Customer value add – “Partnering for Life”: Nobel Biocare’s product and solution portfolio, including tools that help customers attract more patients, has drawn high interest at all relevant major dental shows.

Training and education – “Learning for Life”: The newly introduced training and education course program for dental professionals was followed by the rapidly sold-out Nobel Biocare Global Symposium in New York. Over 100 world-renowned speakers and the endowment of a new Foundation for Oral Rehabilitation (FOR) were among the many highlights for the over 2,000 participants, making it a memorable milestone event.

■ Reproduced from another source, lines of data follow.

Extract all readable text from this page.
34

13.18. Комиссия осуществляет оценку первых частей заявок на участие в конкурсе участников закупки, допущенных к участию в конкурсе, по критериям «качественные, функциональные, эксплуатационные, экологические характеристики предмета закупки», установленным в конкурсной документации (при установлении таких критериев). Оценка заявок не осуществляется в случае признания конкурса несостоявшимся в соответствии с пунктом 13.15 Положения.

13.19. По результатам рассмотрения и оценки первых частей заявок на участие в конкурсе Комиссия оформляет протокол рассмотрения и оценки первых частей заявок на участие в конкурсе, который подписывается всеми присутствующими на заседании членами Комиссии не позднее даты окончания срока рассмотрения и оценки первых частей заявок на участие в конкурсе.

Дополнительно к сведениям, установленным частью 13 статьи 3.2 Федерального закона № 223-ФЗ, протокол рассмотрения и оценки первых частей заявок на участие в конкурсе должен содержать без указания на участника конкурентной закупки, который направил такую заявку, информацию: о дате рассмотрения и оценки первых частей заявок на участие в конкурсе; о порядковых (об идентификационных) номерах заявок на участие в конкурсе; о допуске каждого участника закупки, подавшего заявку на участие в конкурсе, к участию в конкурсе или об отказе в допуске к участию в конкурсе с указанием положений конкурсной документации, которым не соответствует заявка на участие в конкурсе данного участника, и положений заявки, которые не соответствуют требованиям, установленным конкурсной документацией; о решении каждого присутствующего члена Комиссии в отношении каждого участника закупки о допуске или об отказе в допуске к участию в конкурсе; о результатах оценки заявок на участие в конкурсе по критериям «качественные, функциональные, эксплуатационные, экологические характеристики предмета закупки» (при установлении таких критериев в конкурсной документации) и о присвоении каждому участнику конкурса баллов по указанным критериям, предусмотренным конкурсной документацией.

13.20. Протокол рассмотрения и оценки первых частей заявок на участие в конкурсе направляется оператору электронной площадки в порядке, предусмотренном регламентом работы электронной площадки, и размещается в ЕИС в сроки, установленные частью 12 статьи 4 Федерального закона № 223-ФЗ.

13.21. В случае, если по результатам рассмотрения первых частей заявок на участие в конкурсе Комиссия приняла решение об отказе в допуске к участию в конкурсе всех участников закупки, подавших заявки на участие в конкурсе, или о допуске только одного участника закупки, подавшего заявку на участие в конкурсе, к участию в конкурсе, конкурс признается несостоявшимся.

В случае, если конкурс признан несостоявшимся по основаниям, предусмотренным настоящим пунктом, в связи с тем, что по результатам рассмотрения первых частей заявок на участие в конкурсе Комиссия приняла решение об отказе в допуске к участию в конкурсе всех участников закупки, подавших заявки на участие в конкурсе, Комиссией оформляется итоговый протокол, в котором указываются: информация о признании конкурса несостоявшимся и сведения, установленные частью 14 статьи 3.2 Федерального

Operating efficiency and effectiveness: Nobel Biocare continued its efficiency and effectiveness program from which benefits are largely being reinvested to build market share through the above-stated growth drivers. Since the beginning of this rebuilding, over 300 positions have been successfully re-aligned globally. In the second quarter the company announced the realignment of its headquarter functions in Gothenburg. This process which will last until about the end of 2014, reduce the complexity of the organization, streamline processes and improve communication within the Group. While it will result in some redundant headcount during the early phases of this transition, it will lead to further reduction in the Group over this period.

Outlook

Based on the first half-year results and the near-term expectation for the implant-based tooth restoration market, the company targets modestly building market share and delivering modest revenue growth in 2013. Based on this and the initiated measures, and barring any unforeseen events, Nobel Biocare expects to deliver an EBIT margin improvement of 50 to100 bps at constant exchange rates (CER) excluding EUR 6.2 million non-recurring costs related to the realignment of its headquarter functions as announced in June 2013.

Within the next 3 to 5 years, assuming markets improve beyond 2013 to modest mid single-digit growth, Nobel Biocare targets growing at least in line with the market and also improving the EBIT margin continually between 50 to 100 bps per annum at CER.

Nobel Biocare is a world leader in the field of innovative implant-based dental restorations. The company’s portfolio offers solutions from single tooth to fully edentulous indications with dental implant systems (including key brands NobelActive®, Brånemark System® and NobelReplace®), a comprehensive range of high-precision individualized prosthetics and CAD/CAM systems (NobelProcera®), diagnostics, treatment planning and guided surgery solutions (NobelClinician® and DTX Studio™) and biomaterials (creos). Nobel Biocare supports its customers through all phases of professional development, offering world-class training and education along with practice support and patient information materials. The company is headquartered in Zurich, Switzerland. Production takes place at six sites located in the United States, Sweden, Japan and Israel. Products and services are available in over 80 countries through subsidiaries and distributors.